In 1788 Colonel Thomas Lloyd, a prosperous Leeds cloth merchant, bought Armley Mills, rebuilt it then leased it to two brothers, Israel and John Burrows. In 1804 Benjamin Gott bought the mill and then had to rebuild just one year later after a fire, and it is this structure built from fireproof materials, using brick and iron wherever possible, that still stands today and houses the museum.

Benjamin died in 1840 but his sons took over and they moved with the times, introducing the use of steam engines to replace the waterwheels, a system which continued on for the next twenty years. 

By the end of the century, Armley Mills was occupied by several tenants, although by 1907 the woollen clothing manufacturers Bentley and Tempest were the sole occupiers and remained so until finally closing in 1971. The Leeds City Council bought the site and opened the museum in 1982.

Apart from the mill machinery still used for demonstrate purposes and spinning of wool for Hainsworth in specialist boutique quantities, there is a wonderful exhibition all about the tailoring business, all part of the textile industry.

The tailoring industry grew at such a rate that from 1856, when John Barran opened his first wholesale clothing factory, to 1881, twenty other wholesale factories had opened. With the exception of one factory there was no more than a five minute walk between all of them. In 1890 there were 15,000 people in Leeds producing five million garments per year, the majority of which were suits and coats for men and boys. 

I was surprised to learn of the role that the Leeds textile industry had in the manufacture of uniforms for all those who took part in the First World War, from the soldiers and officers uniforms, demob suits for the surviving soldiers at the end of the war to the overalls worn by the women who worked in the munitions factories which took over so much of the industrial space available in the day. 

At its height the Leeds tailoring industry employed a vast number of people in the city.
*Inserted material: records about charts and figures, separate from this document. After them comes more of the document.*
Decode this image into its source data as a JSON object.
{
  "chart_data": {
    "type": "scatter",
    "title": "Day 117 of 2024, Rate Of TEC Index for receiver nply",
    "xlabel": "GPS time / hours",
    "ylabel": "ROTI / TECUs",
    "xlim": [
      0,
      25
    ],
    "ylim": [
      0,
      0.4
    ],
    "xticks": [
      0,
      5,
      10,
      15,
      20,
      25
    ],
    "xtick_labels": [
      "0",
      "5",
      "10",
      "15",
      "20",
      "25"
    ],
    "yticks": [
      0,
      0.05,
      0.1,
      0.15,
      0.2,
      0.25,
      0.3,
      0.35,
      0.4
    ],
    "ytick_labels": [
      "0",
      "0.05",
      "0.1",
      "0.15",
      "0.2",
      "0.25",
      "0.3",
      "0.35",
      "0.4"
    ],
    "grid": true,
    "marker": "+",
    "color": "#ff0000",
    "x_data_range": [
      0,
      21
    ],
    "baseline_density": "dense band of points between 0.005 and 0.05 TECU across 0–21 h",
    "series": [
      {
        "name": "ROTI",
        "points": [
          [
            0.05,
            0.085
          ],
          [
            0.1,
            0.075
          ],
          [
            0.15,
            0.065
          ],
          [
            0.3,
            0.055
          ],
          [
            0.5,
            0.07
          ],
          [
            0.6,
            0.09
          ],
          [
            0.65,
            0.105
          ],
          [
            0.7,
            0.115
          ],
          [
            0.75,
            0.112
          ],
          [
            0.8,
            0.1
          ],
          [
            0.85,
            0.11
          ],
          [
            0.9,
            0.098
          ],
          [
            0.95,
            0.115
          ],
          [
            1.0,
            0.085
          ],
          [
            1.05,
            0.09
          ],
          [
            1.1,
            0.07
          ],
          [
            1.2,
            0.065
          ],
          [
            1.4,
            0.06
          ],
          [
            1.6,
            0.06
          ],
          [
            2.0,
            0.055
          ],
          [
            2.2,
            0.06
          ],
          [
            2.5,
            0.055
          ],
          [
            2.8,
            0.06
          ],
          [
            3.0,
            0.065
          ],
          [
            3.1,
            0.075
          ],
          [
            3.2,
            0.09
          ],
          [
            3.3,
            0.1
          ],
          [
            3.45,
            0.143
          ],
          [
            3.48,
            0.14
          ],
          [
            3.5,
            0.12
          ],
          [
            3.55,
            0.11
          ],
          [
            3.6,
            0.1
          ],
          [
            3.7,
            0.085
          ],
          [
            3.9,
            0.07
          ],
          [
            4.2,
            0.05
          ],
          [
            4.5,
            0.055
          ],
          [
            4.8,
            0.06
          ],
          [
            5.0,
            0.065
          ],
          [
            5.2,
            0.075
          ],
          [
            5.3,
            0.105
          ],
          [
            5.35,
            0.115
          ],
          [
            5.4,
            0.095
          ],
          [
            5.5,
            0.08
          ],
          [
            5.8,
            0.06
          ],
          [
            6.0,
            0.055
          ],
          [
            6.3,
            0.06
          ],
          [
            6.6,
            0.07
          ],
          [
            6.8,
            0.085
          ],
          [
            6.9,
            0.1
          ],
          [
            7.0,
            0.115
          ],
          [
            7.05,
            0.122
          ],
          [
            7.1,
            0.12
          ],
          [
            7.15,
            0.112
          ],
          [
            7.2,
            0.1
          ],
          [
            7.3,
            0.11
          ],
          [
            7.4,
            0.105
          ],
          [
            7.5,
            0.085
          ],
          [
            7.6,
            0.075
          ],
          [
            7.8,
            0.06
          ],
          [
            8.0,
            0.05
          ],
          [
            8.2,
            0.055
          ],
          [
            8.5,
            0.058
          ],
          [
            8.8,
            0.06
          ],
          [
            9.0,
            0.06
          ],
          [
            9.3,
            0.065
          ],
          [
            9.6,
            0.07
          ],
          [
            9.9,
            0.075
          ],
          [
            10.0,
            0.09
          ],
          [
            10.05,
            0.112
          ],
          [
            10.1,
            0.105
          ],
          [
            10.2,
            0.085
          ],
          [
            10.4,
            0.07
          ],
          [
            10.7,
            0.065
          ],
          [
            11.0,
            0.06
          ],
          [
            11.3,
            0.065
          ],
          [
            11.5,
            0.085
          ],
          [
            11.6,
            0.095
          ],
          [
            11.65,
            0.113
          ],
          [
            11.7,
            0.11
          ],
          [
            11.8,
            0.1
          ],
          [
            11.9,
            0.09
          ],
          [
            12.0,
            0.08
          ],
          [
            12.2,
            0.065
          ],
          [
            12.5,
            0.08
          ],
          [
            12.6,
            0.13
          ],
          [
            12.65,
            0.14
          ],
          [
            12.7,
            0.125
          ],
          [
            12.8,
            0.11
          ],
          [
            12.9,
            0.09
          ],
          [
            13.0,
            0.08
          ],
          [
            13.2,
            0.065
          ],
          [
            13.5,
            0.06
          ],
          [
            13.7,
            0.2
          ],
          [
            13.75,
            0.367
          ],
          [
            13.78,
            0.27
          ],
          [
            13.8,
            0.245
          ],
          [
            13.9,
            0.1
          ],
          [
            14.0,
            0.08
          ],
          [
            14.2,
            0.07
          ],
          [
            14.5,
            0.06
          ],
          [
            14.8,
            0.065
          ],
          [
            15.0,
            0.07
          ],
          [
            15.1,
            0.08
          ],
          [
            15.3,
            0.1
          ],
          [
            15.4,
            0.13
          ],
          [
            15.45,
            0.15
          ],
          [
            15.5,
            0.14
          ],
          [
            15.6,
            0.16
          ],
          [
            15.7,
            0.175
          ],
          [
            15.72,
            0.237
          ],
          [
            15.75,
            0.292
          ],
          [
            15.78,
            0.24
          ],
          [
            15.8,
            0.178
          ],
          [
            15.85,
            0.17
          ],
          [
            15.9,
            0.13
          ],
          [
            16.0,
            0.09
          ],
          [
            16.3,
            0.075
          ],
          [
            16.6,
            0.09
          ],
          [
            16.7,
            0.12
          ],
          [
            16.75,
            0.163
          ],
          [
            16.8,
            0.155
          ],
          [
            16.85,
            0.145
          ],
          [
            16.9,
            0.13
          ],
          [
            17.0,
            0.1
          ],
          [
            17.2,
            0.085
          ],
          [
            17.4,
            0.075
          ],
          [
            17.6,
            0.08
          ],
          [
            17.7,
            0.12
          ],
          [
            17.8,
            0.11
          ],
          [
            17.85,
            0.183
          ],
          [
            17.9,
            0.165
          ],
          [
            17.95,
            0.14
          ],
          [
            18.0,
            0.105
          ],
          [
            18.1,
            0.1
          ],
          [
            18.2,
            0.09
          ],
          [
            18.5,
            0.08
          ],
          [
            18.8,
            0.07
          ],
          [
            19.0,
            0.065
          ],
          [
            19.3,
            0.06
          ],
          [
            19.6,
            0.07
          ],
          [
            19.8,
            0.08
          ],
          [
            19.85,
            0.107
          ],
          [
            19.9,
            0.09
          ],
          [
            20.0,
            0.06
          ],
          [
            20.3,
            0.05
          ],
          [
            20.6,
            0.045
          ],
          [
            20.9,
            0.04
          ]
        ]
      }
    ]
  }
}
It is thought that in the 1940s and 1950s, one in every three working women were employed in this business. Leeds tailors produced nearly one in every two suits worn by British men.
The museum also celebrates the role Leeds played in the printing and film industries, and here one can relax in the old style cinema and watch vintage “Mary Poppins”.  

It really is an excellent museum but I suspect rather short of funds. While there are some wonderfully informative exhibitions spread over the three floors of the mill, and the three employees did everything to make our visit memorable, I am sure the curators would be delighted to receive a lottery grant or an outrageous donation from some far off philanthropist.
From here we drove into the city, hoping to find a park near Granary Wharf, the area along both sides of the River Aire and the Leeds Liverpool Canal, formerly a derelict relic of the industrial days. Now there are wonderful new apartments, cafes, bars and restaurants as well as riverside walkways, and easy access up into the city streets, today vibrant with the weekend crowds. We found our way through the smart shopping mall of Trinity Leeds, through the crowds of happy shoppers and the buskers to the Corn Exchange which we had missed the other day, a fact that had not unduly bothered us.
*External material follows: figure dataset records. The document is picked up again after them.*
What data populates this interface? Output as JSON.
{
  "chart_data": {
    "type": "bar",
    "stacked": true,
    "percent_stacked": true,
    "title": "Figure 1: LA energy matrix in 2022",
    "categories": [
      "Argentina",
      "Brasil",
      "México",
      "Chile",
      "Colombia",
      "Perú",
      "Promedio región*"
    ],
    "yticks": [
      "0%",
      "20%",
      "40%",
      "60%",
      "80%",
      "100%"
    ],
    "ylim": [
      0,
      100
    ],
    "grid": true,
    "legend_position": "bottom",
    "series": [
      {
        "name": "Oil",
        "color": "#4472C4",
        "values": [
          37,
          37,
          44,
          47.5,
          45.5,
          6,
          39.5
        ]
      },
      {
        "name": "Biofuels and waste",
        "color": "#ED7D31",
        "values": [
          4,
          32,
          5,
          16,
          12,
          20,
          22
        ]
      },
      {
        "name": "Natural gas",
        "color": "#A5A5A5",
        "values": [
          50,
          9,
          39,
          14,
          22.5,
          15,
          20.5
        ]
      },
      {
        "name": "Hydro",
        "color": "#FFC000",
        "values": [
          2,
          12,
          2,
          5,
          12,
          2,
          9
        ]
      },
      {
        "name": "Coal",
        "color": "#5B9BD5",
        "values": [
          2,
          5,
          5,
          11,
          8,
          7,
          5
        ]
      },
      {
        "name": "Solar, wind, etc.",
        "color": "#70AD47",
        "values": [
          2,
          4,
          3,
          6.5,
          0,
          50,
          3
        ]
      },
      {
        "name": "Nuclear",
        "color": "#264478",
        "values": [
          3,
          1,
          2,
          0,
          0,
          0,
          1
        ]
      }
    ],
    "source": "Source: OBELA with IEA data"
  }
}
What a bonus to discover it today, when it was full of folk and as busy as it must have been when it operated as the centre of the trade for corn, wheat, beans, barley, peas, hops, seeds, oil cake and flour after it was built in 1863. It was built by the same Cuthbert Broderick who had built the Town Hall just up the road and is really quite wonderful inside as well as being relatively pleasing to the eye from outside. Speciality shops created new life for the Exchange in 1985, and then it was refurbished and reopened again in 2008 with a new batch of retailers. Today it was hosting a Rum Festival and there was an absolute buzz of ticket holders down in the open basement; no doubt the festivities will have intensified as the hours have passed.

We headed back to the car a couple of hours before our parking ticket was due to expire, and were home early enough to pour over our maps and camping directories with a glass of wine in hand, and agree on a general direction for the next move, but no more. No matter, we still have several days here in Savile Town.